To see how this works out mathematically, we can use the expected value calculation first mentioned at the beginning of this series of articles. While expected value does not work well when used to analyze scenarios for individual trades, it works very well on the portfolio level, allowing us to see just how powerful Pareto effects are.
E.V. = P(X1)×X1 + P(X2)×X2

If a trader expects to lose $100, 90% of the time, while winning $1000, 10% of the time; the expected value works out to $10.
This illustrates the degree to which Pareto distributions affect outcomes: if the trader made 10 trades and 1 was a big winner, the profits on that one trade can make up for all the total losses on the other 9.
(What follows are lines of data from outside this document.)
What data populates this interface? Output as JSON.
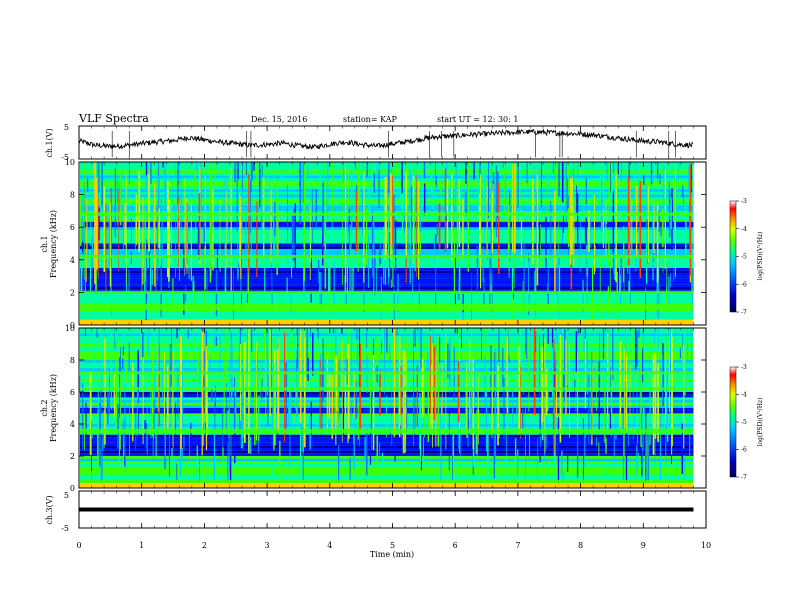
{
  "header": {
    "title": "VLF Spectra",
    "date": "Dec. 15, 2016",
    "station": "station= KAP",
    "start_ut": "start  UT =   12: 30: 1"
  },
  "chart_data": [
    {
      "type": "line",
      "panel": "ch1-voltage",
      "ylabel": "ch.1(V)",
      "ylim": [
        -5,
        5
      ],
      "yticks": [
        "5",
        "-5"
      ],
      "series": [
        {
          "x": [
            0,
            0.25,
            0.5,
            0.75,
            1,
            1.25,
            1.5,
            1.75,
            2,
            2.25,
            2.5,
            2.75,
            3,
            3.25,
            3.5,
            3.75,
            4,
            4.25,
            4.5,
            4.75,
            5,
            5.25,
            5.5,
            5.75,
            6,
            6.25,
            6.5,
            6.75,
            7,
            7.25,
            7.5,
            7.75,
            8,
            8.25,
            8.5,
            8.75,
            9,
            9.25,
            9.5,
            9.75
          ],
          "y": [
            0.5,
            -0.8,
            -1.2,
            -0.9,
            -0.3,
            0.2,
            0.6,
            1.5,
            0.8,
            0.1,
            -0.4,
            -0.9,
            -0.6,
            -0.2,
            -1.0,
            -1.4,
            -0.5,
            0.2,
            -0.6,
            -1.1,
            -0.4,
            0.3,
            1.2,
            1.8,
            2.0,
            2.4,
            2.6,
            2.9,
            3.1,
            3.2,
            3.0,
            2.8,
            2.6,
            2.2,
            1.6,
            1.0,
            0.4,
            0.2,
            -0.5,
            -0.8
          ]
        }
      ]
    },
    {
      "type": "heatmap",
      "panel": "ch1-spectrogram",
      "ylabel": "Frequency (kHz)",
      "channel_label": "ch.1",
      "ylim": [
        0,
        10
      ],
      "yticks": [
        "0",
        "2",
        "4",
        "6",
        "8",
        "10"
      ],
      "colorbar": {
        "label": "log(PSD)(V²/Hz)",
        "ticks": [
          "-3",
          "-4",
          "-5",
          "-6",
          "-7"
        ],
        "range": [
          -7,
          -3
        ]
      },
      "dark_bands_khz": [
        [
          2.0,
          3.6
        ],
        [
          4.6,
          5.1
        ],
        [
          6.0,
          6.4
        ]
      ],
      "bright_bands_khz": [
        [
          0.9,
          1.3
        ],
        [
          1.9,
          2.1
        ],
        [
          4.1,
          4.3
        ],
        [
          6.7,
          6.9
        ]
      ]
    },
    {
      "type": "heatmap",
      "panel": "ch2-spectrogram",
      "ylabel": "Frequency (kHz)",
      "channel_label": "ch.2",
      "ylim": [
        0,
        10
      ],
      "yticks": [
        "0",
        "2",
        "4",
        "6",
        "8",
        "10"
      ],
      "colorbar": {
        "label": "log(PSD)(V²/Hz)",
        "ticks": [
          "-3",
          "-4",
          "-5",
          "-6",
          "-7"
        ],
        "range": [
          -7,
          -3
        ]
      },
      "dark_bands_khz": [
        [
          1.9,
          3.4
        ],
        [
          4.6,
          5.0
        ],
        [
          5.6,
          6.0
        ]
      ],
      "bright_bands_khz": [
        [
          0.3,
          0.5
        ],
        [
          3.4,
          3.7
        ],
        [
          6.1,
          6.3
        ],
        [
          7.1,
          7.3
        ]
      ]
    },
    {
      "type": "line",
      "panel": "ch3-voltage",
      "ylabel": "ch.3(V)",
      "ylim": [
        -5,
        5
      ],
      "yticks": [
        "5",
        "-5"
      ],
      "series": [
        {
          "x": [
            0,
            9.8
          ],
          "y": [
            0,
            0
          ]
        }
      ]
    }
  ],
  "x_axis": {
    "label": "Time  (min)",
    "ticks": [
      "0",
      "1",
      "2",
      "3",
      "4",
      "5",
      "6",
      "7",
      "8",
      "9",
      "10"
    ],
    "xlim": [
      0,
      10
    ]
  },
  "colors": {
    "colormap": [
      "#000040",
      "#0000a0",
      "#0010ff",
      "#0070ff",
      "#00c8ff",
      "#00ffa0",
      "#40ff00",
      "#c0ff00",
      "#ffd000",
      "#ff4000",
      "#c00000"
    ],
    "trace": "#000000"
  }
}
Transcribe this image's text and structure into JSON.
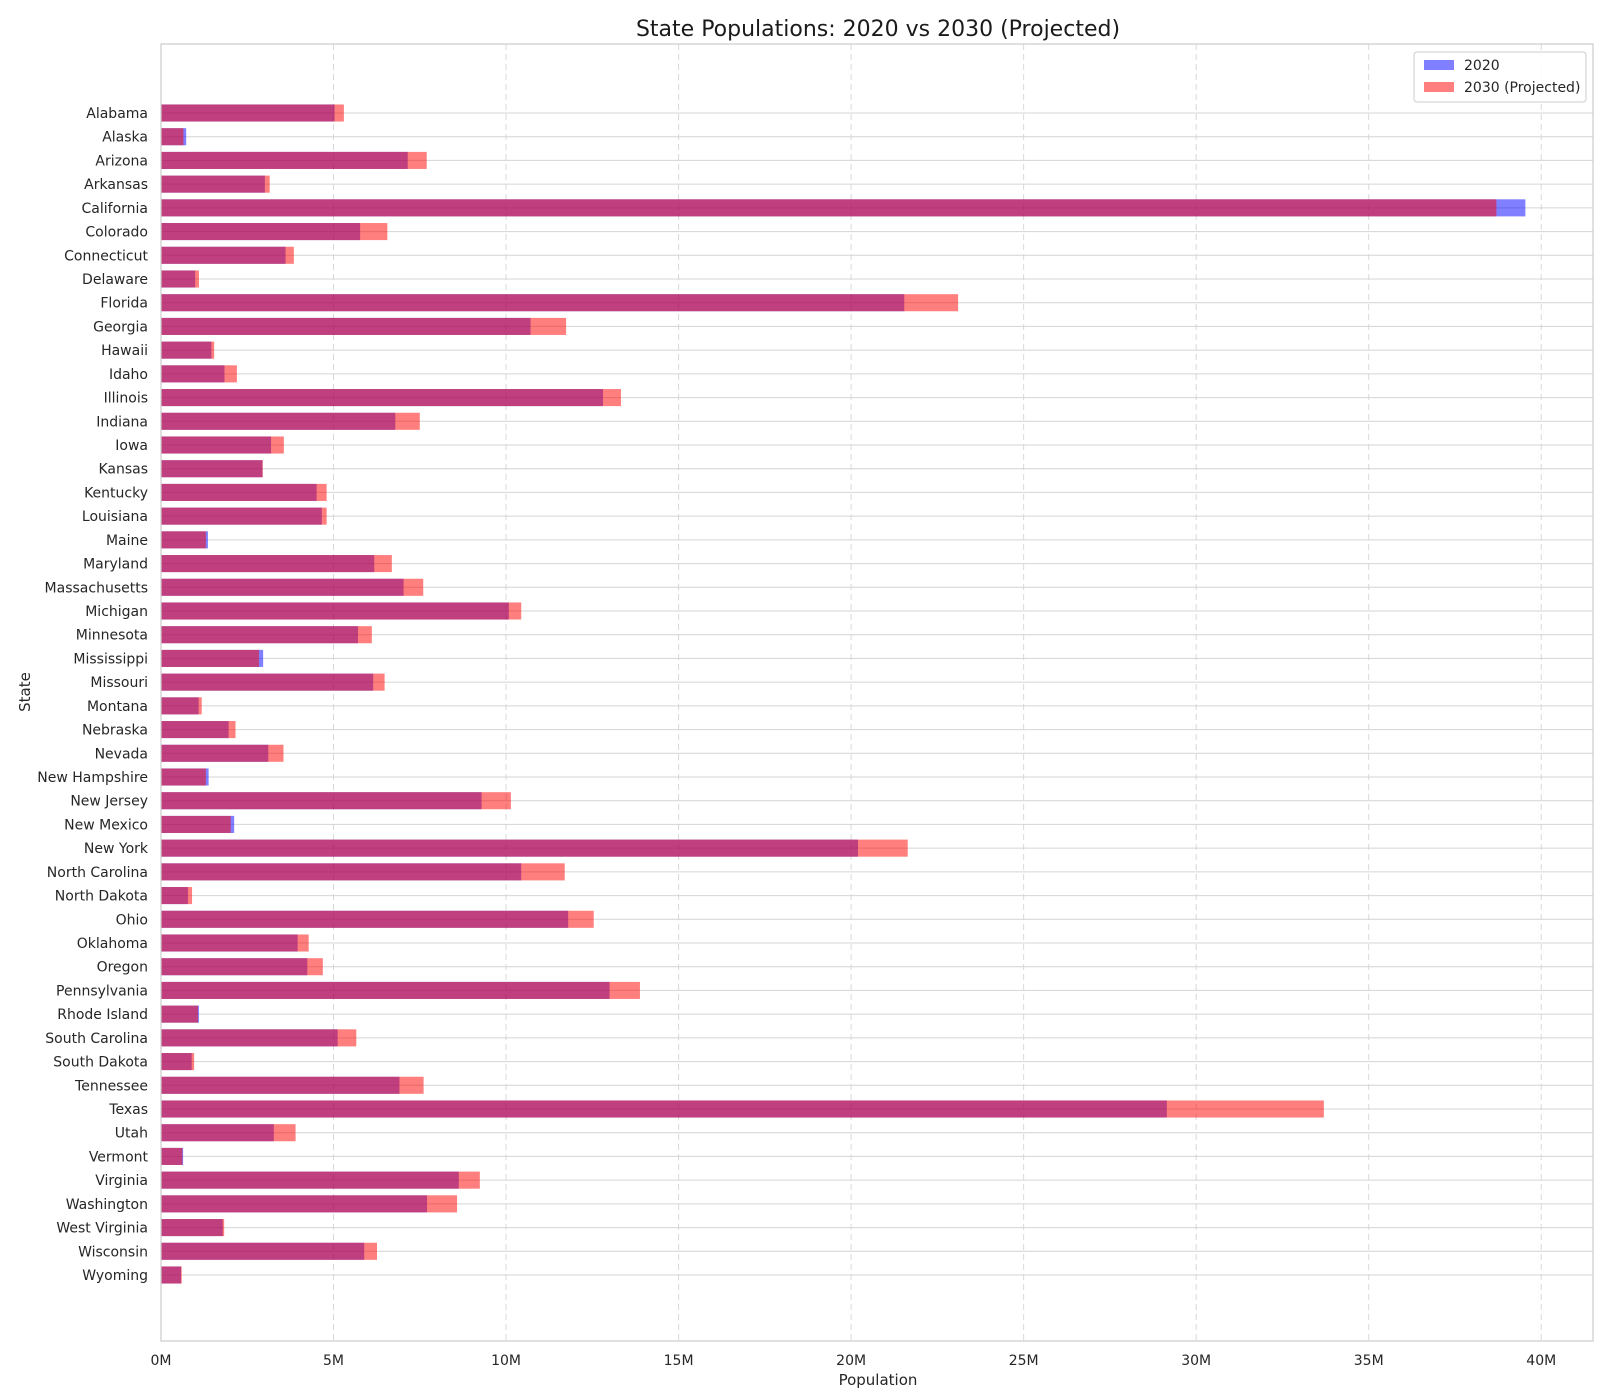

Of course, there is a limit to this, as can be seen from the table, if the trader expects to lose $200, 90% of the time, the expected value drops to -$80.
Which means that in order to fully take advantage of the Paretian nature of markets, the trader must be conscientious with risk management, keeping losses per trade small.
The second table shows Pareto effects working against the trader. In this scenario, the trader takes many small wins, but a few large losses, which is enough to push their PnL into the red.
If the trader expects to win $100, 90% of the time, while losing $1000, 10% of the time, the expected value works out to be a net loss at -$10. Assuming this happens over a total of 10 trades, 1 trade with a big loss is enough to wipe out all previous profits.
Obviously, this underscores the need for some form of risk management to limit large losses.